“Infertility Unplugged:” the Outtakes
Last week, in Happy Birthday, Boys: “Infertility Unplugged” by the Numbers I wrote about my husband’s and my infertility experience from a mathematical point-of-view. This week, I turn to the lighter side. It’s hard to believe, even years later, that some aspects of infertility could actually make anyone laugh. And I wish I could have at the time; laughter is great therapy. But better late than never, right? So here are some of the absurd instances in our infertility journey:
~“The Folly of the Pharmacy.” Pharmacology was the toughest class I took in school. Anyone who can get a PhD in the topic has my respect…most of the time. In my 20’s a pharmacy screwed up my birth control prescription twice, as if willing an accidentally pregnancy at a time my husband and I weren’t ready to start a family. Then we were unable to conceive when we felt emotionally and financial stable. When my doctor prescribed Clomid to help me ovulate, a different pharmacy decided to mess with us: my prescription came in a container without a childproof cap. Oh, it had a lid…of the screw top variety. Really? Prescription for clomid=child-free home? I should have complained.

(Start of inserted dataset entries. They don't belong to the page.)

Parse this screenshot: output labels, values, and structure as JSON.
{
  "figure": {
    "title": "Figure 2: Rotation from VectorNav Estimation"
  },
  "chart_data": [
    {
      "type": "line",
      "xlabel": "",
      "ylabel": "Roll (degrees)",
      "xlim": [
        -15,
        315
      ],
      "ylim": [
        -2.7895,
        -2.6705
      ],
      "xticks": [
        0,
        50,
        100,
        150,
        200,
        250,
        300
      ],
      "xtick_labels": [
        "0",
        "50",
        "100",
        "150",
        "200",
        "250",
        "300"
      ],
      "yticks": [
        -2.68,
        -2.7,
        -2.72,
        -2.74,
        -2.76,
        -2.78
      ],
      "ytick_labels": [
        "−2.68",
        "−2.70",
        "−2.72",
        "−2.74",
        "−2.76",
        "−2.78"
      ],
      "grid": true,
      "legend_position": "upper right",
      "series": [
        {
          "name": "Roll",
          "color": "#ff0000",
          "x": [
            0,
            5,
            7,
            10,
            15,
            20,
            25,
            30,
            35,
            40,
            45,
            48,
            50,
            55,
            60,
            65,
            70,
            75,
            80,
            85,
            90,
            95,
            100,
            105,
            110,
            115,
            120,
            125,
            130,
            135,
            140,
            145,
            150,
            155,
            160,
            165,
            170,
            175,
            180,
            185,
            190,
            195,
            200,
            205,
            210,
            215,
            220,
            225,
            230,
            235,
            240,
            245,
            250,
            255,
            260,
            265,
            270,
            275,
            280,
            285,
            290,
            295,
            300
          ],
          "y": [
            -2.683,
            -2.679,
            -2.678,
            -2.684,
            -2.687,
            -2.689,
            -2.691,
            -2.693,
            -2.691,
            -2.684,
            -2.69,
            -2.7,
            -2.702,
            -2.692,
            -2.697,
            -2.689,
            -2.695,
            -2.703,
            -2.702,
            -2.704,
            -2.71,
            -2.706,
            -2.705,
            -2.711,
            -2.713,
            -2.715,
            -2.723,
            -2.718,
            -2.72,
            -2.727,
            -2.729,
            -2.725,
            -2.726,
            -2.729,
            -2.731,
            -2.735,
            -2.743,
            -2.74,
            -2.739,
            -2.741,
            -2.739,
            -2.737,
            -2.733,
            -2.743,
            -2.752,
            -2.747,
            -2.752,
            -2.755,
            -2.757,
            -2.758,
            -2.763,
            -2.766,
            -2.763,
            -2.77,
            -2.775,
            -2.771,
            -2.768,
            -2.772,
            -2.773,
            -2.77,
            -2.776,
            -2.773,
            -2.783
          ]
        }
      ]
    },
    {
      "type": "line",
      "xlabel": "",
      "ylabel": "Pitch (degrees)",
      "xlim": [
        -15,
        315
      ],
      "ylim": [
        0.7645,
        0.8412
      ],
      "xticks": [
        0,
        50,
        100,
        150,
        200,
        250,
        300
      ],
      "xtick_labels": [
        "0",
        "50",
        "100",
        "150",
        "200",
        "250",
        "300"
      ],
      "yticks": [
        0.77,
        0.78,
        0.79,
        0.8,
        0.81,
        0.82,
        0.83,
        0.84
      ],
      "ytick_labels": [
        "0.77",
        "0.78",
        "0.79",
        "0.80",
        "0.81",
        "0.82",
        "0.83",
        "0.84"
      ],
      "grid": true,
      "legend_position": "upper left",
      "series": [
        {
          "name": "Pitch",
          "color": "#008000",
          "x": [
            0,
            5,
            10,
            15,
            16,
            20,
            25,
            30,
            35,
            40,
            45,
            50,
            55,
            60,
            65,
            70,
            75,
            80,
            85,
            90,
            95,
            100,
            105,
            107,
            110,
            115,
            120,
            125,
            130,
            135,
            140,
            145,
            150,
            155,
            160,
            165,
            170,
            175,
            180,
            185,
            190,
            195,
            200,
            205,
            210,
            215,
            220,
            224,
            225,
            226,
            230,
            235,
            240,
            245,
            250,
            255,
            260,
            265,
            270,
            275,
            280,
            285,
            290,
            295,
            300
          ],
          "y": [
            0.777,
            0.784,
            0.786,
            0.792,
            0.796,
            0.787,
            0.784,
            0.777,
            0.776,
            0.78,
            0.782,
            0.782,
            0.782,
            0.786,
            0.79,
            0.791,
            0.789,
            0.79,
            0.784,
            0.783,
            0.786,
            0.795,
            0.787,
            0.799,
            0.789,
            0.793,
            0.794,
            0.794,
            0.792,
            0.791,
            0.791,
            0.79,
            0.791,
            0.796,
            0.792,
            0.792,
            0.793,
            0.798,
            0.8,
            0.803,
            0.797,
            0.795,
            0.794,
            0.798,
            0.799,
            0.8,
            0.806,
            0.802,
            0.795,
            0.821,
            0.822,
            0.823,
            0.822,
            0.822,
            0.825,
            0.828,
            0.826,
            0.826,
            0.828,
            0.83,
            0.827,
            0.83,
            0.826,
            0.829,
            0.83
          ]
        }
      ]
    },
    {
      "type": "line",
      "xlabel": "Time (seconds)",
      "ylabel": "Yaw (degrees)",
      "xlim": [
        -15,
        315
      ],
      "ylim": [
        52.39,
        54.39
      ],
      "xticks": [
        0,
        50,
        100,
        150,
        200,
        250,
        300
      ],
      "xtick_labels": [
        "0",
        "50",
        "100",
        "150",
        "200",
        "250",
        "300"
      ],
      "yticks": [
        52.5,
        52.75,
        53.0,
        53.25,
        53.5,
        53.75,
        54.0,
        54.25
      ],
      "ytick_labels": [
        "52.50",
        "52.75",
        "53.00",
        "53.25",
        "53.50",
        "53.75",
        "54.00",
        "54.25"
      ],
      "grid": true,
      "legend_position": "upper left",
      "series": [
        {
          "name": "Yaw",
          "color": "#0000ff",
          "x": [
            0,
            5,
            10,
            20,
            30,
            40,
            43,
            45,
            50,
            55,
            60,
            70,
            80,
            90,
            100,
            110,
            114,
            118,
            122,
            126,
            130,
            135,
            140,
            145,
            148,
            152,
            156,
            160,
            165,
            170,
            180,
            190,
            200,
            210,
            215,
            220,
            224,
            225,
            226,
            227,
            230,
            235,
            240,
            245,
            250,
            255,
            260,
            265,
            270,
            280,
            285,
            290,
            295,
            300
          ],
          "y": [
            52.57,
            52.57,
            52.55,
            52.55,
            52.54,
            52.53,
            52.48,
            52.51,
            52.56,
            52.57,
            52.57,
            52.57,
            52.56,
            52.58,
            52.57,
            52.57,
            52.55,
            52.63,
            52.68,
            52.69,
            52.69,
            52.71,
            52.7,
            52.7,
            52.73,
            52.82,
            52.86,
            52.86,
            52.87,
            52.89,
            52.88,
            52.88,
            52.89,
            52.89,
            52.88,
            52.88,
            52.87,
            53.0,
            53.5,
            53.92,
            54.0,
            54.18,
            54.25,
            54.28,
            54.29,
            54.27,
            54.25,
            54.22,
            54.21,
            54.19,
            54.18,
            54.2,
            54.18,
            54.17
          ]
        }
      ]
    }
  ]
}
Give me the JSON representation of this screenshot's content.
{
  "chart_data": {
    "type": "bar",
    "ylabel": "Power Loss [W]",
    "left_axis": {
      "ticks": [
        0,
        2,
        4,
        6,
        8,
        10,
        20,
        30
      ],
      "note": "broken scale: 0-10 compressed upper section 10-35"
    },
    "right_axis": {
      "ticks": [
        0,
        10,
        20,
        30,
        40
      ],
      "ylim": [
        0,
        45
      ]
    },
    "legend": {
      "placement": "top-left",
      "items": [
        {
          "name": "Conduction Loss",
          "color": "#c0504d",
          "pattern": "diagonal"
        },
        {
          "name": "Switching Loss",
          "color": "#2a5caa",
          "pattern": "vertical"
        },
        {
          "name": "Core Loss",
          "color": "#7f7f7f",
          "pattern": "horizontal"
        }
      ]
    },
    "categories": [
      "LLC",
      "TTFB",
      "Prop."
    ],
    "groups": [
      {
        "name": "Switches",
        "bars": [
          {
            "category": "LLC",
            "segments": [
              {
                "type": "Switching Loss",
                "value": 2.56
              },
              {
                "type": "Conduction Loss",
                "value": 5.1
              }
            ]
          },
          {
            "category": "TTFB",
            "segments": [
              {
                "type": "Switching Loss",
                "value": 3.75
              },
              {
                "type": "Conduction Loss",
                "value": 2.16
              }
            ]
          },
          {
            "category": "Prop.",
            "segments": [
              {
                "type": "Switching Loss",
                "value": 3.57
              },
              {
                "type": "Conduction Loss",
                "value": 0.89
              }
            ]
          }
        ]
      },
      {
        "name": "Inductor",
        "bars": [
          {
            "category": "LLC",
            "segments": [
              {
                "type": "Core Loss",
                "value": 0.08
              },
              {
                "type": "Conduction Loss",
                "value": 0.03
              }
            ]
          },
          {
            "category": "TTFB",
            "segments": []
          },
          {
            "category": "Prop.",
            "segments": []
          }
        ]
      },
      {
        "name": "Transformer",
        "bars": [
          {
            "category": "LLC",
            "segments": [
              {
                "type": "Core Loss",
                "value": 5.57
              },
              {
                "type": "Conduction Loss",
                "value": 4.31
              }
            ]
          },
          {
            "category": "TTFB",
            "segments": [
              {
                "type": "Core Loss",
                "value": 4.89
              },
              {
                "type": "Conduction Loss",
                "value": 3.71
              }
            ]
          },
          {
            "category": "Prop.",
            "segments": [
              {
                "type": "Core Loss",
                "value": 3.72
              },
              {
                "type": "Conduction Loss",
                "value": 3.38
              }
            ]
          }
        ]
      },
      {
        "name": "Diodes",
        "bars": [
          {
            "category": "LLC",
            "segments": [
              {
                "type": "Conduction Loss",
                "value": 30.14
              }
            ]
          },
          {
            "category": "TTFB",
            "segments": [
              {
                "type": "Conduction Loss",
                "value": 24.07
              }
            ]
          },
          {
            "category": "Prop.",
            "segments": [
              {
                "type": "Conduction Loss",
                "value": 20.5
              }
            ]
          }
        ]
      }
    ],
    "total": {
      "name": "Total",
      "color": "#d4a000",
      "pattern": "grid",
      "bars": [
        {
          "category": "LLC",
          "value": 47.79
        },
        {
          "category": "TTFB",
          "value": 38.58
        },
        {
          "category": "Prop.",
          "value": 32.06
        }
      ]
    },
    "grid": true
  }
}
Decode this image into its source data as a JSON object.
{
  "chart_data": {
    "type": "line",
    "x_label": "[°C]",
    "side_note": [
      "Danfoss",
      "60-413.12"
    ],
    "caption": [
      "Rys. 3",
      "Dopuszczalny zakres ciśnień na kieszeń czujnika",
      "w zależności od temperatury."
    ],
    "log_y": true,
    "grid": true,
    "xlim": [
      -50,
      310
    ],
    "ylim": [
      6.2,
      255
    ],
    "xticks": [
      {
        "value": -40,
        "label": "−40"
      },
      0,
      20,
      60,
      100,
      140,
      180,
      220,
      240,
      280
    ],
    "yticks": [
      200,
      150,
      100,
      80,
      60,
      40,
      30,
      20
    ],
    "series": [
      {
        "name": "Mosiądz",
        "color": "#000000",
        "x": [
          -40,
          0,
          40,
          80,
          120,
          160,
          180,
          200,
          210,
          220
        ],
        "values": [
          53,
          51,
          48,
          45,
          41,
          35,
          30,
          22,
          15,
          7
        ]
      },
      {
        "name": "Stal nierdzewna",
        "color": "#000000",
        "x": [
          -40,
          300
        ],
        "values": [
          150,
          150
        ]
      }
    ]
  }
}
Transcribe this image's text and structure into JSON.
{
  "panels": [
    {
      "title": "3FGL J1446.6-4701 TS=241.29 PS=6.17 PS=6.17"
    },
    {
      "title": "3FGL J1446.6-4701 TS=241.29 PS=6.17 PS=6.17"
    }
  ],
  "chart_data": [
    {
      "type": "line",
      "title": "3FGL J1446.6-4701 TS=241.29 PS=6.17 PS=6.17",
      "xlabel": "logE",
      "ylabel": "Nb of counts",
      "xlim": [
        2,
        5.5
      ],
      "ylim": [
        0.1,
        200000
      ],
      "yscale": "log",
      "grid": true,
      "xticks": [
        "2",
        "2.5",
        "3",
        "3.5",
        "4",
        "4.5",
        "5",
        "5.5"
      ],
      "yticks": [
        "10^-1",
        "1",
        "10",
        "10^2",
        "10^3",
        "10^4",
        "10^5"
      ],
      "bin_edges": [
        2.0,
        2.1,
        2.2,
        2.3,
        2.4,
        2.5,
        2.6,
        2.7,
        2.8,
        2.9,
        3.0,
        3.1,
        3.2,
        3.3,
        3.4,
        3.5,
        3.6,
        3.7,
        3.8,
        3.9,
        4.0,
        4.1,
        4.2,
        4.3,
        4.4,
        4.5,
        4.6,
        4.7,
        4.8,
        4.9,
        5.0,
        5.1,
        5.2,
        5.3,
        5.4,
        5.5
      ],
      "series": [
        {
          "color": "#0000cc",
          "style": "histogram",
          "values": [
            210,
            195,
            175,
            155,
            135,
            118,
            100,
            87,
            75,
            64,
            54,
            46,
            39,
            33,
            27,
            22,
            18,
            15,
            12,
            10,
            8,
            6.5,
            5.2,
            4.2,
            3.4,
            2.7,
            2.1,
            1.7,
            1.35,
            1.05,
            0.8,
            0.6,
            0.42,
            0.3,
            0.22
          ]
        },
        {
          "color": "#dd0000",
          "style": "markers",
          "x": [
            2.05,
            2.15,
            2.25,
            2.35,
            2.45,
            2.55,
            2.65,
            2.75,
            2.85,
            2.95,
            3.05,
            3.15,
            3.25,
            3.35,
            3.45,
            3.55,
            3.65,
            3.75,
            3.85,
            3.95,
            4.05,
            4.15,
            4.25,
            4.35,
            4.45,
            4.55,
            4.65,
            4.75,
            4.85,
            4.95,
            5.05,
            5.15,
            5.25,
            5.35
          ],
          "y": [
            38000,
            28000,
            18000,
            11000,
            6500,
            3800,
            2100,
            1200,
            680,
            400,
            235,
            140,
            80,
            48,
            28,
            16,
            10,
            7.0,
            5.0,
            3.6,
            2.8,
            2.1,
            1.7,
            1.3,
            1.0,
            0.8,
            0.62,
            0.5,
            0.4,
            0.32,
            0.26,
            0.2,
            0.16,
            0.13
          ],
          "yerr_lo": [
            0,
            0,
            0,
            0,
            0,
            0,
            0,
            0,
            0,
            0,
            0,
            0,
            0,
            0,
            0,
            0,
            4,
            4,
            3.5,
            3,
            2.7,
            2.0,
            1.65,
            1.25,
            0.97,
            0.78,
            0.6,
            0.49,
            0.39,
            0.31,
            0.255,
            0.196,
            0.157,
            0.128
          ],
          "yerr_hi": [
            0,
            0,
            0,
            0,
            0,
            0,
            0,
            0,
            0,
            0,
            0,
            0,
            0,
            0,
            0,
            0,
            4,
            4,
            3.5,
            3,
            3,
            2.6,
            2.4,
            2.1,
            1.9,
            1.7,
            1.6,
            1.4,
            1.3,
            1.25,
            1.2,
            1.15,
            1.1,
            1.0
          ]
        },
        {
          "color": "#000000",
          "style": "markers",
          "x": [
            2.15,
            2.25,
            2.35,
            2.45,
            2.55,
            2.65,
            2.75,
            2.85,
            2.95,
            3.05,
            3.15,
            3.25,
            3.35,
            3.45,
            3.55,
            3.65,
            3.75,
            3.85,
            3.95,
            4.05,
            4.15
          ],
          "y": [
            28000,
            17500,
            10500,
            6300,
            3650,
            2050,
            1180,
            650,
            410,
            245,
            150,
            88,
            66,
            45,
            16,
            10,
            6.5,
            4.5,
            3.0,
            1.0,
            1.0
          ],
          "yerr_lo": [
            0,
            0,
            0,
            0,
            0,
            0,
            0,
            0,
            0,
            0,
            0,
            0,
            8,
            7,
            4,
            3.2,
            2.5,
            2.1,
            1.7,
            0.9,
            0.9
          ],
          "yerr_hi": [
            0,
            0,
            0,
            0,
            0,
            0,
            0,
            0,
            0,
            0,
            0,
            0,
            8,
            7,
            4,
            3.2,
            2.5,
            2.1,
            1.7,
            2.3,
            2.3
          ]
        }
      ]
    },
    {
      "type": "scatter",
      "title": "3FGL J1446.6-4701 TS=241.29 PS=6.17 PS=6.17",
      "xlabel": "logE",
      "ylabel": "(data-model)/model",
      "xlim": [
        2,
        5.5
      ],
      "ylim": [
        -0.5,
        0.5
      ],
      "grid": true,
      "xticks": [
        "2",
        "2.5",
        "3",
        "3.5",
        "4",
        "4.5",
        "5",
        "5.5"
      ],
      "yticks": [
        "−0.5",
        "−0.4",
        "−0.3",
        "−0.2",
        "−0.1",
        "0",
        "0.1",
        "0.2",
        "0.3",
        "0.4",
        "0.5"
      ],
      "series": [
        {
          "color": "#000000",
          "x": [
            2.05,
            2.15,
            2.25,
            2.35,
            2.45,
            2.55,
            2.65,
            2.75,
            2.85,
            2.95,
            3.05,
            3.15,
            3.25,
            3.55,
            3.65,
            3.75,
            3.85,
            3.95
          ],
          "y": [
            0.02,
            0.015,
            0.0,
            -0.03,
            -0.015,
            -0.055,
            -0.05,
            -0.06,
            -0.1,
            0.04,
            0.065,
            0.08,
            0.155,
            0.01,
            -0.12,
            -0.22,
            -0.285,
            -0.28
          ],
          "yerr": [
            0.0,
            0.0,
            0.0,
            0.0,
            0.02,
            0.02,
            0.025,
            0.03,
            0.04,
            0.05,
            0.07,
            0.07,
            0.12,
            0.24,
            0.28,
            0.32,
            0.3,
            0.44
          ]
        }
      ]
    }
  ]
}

~“The Poly-Pharmacy.” At one point this was my drug regiment:
a steroid (taken four times a day, with food)
an antibiotic (also taken four times a day..with the steroid to keep it easy, right? Wrong. It had to be taken on an empty stomach.)
prenatal vitamin (you know, in case…), taken, also, on an empty stomach. Not even with other medicines, so I needed a different empty stomach from the one that had dibs on the antibiotic.
Estrogen! (Need I say more?)
Progesterone shot…scary large-bore needle in the butt. Every. Day. And I could not, not, summon the courage to give it to myself. Shove a needle the size of a pencil into my thigh? No, thanks. (It became my husband’s job…and once, my mother-in-law’s.) The silver lining? I could take it with food, with any other medicine and with or without my sanity.
~“What’s That on Your Face???!” Not lunch. (I could have been so lucky.) Hives. No one in our infertility specialist’s office could explain why it was, when I subconsciously scratched my face (or arm or any other part of my body), that a raised, fleshy mark was left behind. I could have scratched my name on my forehead, which, had the circumstances been otherwise, I would have actually tried. It was terribly embarrassing to enter a patient room when I was on duty, only for the person on the exam table to to ask me what was wrong. If I had a dollar for every time someone asked me, “OMG, what’s on your FACE?!” I could have paid for another IVF cycle.
~“I Conceived at a Jimmy Buffett Concert.” Well, not really. (Not like that.) After my husband gave me my requisite progesterone shot in the car in the venue’s parking lot, saying weirder things have surely happened at a JB concert, my baby boys likely implanted. No kidding. Because three days before, we had our fourth and final embryo transfer. After the procedure we were told if we were to become pregnant, it would happen in three to five days. Thus babies first visit to Margaritaville.
And to this day, my boys (and my daughter), love “Fins,” “Jolly Mon,” and my daughter’s namesake song. An Ex (?) Utero concert is in their future.